Básicamente, indica una inflamación de las encías (gingivitis) o del periodonto (periodontitis).

¿Qué es la gingivitis?

La gingivitis es una inflamación superificial de las encías, provocada por sarro. Es una forma frecuente y leve de la enfermedad periodontal, que causa irritación, enrojecimiento e inflamación de la parte de las encí­as que rodean la base de los dientes.
Puede ser causada por distintos factores, el más común es una higiene bucal insuficiente.
Buenos hábitos de higiene oral, como cepillar-se los dientes al menos dos veces al dí­a, utilizar el hilo dental a diario, realizarse una higiene bucal profesional i revisiones dentales periódicas pueden ayudar a evitar o a revertir la gingivitis.
Si la gingivitis no se trata, puede convertirse en periodontitis y extenderse a los tejidos y al hueso subyacentes, una enfermedad mucho más grave que puede conducir a la pérdida de los dientes.

 

 

¿Qué es la periodontitis?

La periodontitis, también conocida com enfermedad periodontal o piorrea, es una inflamación que afecta a los tejidos que rodean el diente (periodonto). Es más profunda, ya que afecta al hueso que sujeta los dientes, dañándolo con el tiempo y provocando que los dientes se vean más largos e incluso que tengan movilidad. Si no se trata, este proceso termina con la pérdida de los dientes, por eso es imprescindible tratarlo inmediatamente.
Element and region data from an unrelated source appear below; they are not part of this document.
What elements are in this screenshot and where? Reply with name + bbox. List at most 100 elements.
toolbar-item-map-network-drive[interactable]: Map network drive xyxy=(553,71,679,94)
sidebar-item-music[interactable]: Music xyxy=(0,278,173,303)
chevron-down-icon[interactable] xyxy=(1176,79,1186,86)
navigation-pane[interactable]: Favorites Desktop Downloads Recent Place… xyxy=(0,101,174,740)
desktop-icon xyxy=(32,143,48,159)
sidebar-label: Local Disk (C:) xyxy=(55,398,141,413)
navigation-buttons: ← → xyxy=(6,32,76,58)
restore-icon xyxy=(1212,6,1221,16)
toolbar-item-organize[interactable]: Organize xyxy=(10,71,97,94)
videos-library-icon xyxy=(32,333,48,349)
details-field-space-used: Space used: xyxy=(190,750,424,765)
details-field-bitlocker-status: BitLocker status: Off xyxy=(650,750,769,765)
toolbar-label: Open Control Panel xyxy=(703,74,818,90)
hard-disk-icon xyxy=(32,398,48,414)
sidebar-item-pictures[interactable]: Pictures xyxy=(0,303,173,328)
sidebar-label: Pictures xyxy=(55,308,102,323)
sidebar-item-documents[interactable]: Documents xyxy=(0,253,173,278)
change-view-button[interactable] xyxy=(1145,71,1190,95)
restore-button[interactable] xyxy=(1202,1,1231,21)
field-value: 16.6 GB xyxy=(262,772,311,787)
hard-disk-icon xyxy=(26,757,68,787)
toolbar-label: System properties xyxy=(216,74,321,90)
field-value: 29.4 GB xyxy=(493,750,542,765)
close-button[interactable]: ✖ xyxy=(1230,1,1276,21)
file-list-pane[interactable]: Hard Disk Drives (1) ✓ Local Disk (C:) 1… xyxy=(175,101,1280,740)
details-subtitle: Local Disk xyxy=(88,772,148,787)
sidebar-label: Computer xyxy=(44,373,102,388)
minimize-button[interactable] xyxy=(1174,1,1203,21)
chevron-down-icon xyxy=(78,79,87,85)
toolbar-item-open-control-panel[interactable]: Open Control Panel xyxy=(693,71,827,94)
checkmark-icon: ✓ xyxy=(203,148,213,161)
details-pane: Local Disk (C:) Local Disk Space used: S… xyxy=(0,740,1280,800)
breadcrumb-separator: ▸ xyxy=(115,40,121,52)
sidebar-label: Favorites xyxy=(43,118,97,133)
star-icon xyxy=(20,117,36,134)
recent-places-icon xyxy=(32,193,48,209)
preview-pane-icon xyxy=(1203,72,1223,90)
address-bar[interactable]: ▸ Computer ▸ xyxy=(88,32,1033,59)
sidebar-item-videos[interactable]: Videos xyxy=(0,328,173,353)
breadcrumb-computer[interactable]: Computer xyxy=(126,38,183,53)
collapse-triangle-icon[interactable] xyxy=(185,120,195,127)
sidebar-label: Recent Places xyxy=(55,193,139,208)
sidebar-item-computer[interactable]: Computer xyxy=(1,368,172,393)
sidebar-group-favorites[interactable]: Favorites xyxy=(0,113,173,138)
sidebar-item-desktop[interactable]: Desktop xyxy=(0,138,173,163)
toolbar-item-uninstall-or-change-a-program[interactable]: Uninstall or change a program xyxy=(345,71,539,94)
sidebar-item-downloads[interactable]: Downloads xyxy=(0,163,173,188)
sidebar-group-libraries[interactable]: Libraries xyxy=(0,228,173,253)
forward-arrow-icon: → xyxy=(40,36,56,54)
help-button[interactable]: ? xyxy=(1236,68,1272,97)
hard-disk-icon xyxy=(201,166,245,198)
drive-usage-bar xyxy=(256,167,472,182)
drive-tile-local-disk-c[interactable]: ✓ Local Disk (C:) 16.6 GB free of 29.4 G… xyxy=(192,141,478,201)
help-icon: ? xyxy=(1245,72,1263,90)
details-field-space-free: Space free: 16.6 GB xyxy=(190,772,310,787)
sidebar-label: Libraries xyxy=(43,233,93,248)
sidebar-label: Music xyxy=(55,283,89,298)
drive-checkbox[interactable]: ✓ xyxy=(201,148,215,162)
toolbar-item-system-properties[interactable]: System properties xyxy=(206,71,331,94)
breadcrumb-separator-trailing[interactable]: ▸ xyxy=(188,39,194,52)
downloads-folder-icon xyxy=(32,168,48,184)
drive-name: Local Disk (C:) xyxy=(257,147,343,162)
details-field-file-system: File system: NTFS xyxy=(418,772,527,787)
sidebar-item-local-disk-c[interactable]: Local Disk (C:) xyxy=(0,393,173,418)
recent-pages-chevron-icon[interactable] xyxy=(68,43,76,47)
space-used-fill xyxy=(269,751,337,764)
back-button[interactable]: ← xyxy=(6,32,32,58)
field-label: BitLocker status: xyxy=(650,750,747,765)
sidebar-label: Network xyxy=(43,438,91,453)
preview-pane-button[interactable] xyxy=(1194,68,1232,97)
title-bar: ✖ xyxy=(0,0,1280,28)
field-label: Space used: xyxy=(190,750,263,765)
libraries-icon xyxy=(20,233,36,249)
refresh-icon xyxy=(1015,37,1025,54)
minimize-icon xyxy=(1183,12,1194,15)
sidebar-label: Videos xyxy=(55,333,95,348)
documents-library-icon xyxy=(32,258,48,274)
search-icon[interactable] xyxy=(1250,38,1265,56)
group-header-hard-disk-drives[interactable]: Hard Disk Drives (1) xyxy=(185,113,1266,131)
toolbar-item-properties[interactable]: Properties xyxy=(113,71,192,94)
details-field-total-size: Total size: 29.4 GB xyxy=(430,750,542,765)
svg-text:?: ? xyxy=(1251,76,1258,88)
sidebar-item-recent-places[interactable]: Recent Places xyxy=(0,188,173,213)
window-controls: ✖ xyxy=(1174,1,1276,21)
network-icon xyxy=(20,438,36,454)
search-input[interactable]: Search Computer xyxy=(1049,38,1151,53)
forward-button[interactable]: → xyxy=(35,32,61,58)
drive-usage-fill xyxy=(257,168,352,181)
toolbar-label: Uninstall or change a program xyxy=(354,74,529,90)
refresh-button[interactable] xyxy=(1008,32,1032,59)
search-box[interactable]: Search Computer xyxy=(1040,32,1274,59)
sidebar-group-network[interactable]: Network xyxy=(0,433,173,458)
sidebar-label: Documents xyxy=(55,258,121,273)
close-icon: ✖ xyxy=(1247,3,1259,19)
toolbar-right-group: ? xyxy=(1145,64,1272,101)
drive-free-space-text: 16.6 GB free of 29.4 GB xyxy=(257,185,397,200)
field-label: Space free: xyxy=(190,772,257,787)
Es importante destacar que existe evidencia científica de que las enfermedades periodontales estan relacionadas y son factores de riesgo para problemas cardiovasculares, descompensación de la diabetes, infecciones respiratorias o incluso partos prematuros.

En cualquier caso, es importante solicitar una visita al dentista, para un diagnóstico y tratamiento, así­ como para aconsejar medidas preventivas que ayuden a mantenerlas en óptimas condiciones de salud, y para la reconstrucción de los tejidos perdidos como consecuencia de la enfermedad.